Patrick Masonhead of Mormon history and culture at Utah State University, said that statistic may seem counterintuitive, given the number of young adults who are leaving organized religion altogether.

But for many people, he said, COVID-19 has had the effect of strengthening the position they already had before the pandemic. Those who were already religious clung to their faith, while those who questioned organized religion hastened their departure.

“What we’re seeing right now in America is much more fractured, where people are choosing whether they’re religious or not,” Mason said. “These become stronger identities, somehow, rather than some sort of squishy middle.”

The report goes on to suggest ways religious leaders can connect with their young followers, including using the arts (such as journaling, drawing or music) and showing empathy.

“Have a conversation with the young people in your life, share your answers and thoughts without demanding answers,” the report says. “Inviting them to comment on your experiences feels less risky and doesn’t require them to dig deep to identify hard-to-name emotions or share those emotions before they’re ready.”

Latter Day Saint Research

The Springtide Research Institute has also studied trends among members of The Church of Jesus Christ of Latter-day Saints.

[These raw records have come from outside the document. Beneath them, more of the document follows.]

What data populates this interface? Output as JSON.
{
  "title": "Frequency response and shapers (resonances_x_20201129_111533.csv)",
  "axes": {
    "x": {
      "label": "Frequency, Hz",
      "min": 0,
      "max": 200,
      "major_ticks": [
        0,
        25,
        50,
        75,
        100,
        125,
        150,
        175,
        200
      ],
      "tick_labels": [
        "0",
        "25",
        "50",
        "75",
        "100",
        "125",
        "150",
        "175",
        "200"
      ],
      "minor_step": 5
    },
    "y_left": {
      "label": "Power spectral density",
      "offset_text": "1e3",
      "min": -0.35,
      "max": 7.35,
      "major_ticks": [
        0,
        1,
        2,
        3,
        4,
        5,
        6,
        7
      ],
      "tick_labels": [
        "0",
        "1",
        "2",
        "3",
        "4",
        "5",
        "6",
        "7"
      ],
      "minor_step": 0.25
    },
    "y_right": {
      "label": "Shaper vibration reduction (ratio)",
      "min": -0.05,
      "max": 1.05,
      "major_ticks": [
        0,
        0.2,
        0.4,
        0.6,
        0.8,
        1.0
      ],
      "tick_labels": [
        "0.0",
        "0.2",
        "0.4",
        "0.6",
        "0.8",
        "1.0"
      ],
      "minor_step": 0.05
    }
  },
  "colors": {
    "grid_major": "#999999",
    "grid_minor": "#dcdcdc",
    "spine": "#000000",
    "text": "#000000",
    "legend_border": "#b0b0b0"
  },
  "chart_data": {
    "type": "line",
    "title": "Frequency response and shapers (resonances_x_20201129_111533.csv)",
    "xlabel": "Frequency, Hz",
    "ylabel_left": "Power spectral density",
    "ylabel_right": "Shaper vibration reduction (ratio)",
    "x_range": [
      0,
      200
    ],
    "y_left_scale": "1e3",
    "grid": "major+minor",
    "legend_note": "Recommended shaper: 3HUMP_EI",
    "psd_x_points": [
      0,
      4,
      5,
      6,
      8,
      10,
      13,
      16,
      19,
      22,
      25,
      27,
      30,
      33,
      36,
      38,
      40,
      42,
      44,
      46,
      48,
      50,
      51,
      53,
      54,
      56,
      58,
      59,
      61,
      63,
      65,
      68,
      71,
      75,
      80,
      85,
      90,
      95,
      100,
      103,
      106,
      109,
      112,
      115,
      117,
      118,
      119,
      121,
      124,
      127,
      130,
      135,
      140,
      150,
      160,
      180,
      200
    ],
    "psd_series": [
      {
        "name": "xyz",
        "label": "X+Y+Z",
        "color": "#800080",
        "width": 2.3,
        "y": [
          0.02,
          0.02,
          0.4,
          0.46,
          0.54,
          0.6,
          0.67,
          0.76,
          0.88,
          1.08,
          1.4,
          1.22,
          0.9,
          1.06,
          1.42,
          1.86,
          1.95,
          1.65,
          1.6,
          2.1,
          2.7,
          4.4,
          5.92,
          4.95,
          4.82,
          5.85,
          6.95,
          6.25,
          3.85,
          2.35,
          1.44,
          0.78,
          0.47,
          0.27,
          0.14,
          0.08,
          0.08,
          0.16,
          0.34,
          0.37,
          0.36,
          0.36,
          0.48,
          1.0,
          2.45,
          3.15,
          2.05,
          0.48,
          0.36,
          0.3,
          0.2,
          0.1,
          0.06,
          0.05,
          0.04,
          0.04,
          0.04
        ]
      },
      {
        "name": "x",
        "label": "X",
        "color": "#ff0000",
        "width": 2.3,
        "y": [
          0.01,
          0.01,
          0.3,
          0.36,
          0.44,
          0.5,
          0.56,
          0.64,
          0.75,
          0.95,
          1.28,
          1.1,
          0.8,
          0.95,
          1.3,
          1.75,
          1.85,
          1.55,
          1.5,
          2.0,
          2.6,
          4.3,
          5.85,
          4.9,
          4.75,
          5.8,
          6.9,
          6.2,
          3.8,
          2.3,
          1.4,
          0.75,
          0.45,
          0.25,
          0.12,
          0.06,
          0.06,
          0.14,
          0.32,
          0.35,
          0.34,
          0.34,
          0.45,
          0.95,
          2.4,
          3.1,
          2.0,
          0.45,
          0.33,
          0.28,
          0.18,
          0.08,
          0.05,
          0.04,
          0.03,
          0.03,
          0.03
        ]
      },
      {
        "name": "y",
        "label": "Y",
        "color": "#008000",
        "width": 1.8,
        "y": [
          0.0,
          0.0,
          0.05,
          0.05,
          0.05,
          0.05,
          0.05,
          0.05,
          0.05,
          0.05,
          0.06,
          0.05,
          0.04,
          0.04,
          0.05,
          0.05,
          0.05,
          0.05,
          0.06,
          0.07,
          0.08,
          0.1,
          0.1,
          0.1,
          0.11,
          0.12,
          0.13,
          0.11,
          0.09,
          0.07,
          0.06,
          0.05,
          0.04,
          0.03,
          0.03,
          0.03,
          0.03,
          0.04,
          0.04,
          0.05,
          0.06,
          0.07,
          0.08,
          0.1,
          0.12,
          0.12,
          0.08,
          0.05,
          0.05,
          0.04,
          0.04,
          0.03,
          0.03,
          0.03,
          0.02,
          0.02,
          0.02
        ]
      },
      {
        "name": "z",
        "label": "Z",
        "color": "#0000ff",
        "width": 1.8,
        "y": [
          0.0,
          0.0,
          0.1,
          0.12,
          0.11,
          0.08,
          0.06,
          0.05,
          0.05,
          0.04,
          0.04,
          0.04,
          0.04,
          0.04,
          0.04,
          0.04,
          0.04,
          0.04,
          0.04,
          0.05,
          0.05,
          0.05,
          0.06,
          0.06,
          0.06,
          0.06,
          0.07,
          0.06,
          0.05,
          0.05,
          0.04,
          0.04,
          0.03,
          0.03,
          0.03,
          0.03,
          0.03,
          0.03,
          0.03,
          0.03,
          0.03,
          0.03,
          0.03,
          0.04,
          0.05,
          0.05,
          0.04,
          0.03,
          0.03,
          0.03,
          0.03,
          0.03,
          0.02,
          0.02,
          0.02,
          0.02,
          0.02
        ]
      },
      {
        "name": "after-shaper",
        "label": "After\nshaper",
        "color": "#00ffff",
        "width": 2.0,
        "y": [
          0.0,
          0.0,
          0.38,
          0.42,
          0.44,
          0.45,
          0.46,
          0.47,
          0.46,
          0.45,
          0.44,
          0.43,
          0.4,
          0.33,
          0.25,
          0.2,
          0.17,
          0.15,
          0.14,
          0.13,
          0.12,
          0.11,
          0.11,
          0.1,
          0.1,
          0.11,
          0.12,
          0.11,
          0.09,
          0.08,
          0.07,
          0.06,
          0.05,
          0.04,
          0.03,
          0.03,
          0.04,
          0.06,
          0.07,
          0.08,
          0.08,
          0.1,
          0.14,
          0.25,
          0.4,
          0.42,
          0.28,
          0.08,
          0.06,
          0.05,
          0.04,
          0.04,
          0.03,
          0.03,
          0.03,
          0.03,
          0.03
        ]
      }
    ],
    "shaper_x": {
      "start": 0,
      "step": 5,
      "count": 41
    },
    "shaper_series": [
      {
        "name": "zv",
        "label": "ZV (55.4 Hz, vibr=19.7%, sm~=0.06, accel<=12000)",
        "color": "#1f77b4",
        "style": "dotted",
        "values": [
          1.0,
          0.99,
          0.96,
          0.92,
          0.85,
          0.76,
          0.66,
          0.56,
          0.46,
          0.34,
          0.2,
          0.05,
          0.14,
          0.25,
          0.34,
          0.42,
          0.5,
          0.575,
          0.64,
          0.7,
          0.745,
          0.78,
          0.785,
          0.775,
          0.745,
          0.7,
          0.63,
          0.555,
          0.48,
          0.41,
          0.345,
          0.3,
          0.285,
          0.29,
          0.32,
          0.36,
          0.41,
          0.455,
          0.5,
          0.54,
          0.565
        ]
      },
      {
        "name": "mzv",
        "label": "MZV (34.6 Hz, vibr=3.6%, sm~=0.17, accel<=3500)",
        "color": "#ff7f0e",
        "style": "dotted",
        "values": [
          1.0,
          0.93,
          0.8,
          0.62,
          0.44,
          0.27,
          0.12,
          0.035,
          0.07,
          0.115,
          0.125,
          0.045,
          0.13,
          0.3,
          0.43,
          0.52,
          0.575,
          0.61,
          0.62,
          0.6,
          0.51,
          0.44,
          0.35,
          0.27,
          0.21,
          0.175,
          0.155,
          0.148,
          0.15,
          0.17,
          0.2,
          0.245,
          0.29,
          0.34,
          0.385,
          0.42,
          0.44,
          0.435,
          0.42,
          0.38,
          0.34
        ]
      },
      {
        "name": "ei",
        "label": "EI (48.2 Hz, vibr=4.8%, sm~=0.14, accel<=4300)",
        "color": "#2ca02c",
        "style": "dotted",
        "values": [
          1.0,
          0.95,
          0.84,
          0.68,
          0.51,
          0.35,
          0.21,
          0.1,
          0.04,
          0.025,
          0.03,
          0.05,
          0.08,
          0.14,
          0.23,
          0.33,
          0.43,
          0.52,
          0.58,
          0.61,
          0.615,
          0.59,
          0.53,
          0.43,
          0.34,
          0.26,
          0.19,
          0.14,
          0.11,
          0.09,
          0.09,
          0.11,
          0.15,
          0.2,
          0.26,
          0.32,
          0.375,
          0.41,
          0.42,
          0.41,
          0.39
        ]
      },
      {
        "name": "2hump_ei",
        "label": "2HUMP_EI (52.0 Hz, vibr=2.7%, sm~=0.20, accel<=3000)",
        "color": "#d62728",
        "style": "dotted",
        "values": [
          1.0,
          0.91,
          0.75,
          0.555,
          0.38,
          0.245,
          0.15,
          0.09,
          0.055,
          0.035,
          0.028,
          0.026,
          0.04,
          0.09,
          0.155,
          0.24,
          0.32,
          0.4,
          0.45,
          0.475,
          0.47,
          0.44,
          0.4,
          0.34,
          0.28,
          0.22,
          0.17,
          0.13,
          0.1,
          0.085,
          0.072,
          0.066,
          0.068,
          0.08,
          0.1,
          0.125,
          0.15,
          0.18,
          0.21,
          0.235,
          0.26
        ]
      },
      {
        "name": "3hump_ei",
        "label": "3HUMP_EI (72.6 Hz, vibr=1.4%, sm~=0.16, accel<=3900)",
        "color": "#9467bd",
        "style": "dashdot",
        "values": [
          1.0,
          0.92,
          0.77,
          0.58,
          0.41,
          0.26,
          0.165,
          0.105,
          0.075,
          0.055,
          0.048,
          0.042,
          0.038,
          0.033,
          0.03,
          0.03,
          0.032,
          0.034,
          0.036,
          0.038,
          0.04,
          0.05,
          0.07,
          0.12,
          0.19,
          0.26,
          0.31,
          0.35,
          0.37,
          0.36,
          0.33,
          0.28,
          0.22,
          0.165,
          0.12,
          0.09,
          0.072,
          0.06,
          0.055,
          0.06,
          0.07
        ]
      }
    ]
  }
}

“The State of Religion and Youth 2021: Navigating Uncertainty”, conducted throughout 2021, argues that “for a large and growing segment of young people, religiosity is increasingly decoupled from institutions, even as they express high levels of religious belief, practice and identity.”

During the year, more than 10,000 young people were interviewed, including 470 who identified as Latter-day Saints or Mormons. From this group, 134 also received a series of additional questions about their experiences and views.

The report found that Latter-day Saints, ages 18 to 25, reported the highest participation in youth group activities; and 57 percent of Latter-day Saints surveyed said they trust organized religion “completely” or “a lot,” compared to 35 percent of the national sample.

They were the most likely, at 26%, to say they read a scripture to help them cope with difficult times. They were also the most likely, at 25%, to say they went to a spiritual or religious service to help them through difficulties.

More than 4 in 10 (41%) said they turned to someone in their faith community when they were overwhelmed and unsure what to do. It was second highest behind Buddhists at 42%.

And they were most likely, at 27%, to say that spiritual practices bring a lot of meaning and fulfillment.

Young Latter-day Saints, however, were among the least likely, at 36%, to say that spending time with their family gives them great satisfaction in their lives. Only Hindus (33%) and Orthodox Christians (19%) agreed with lower percentages.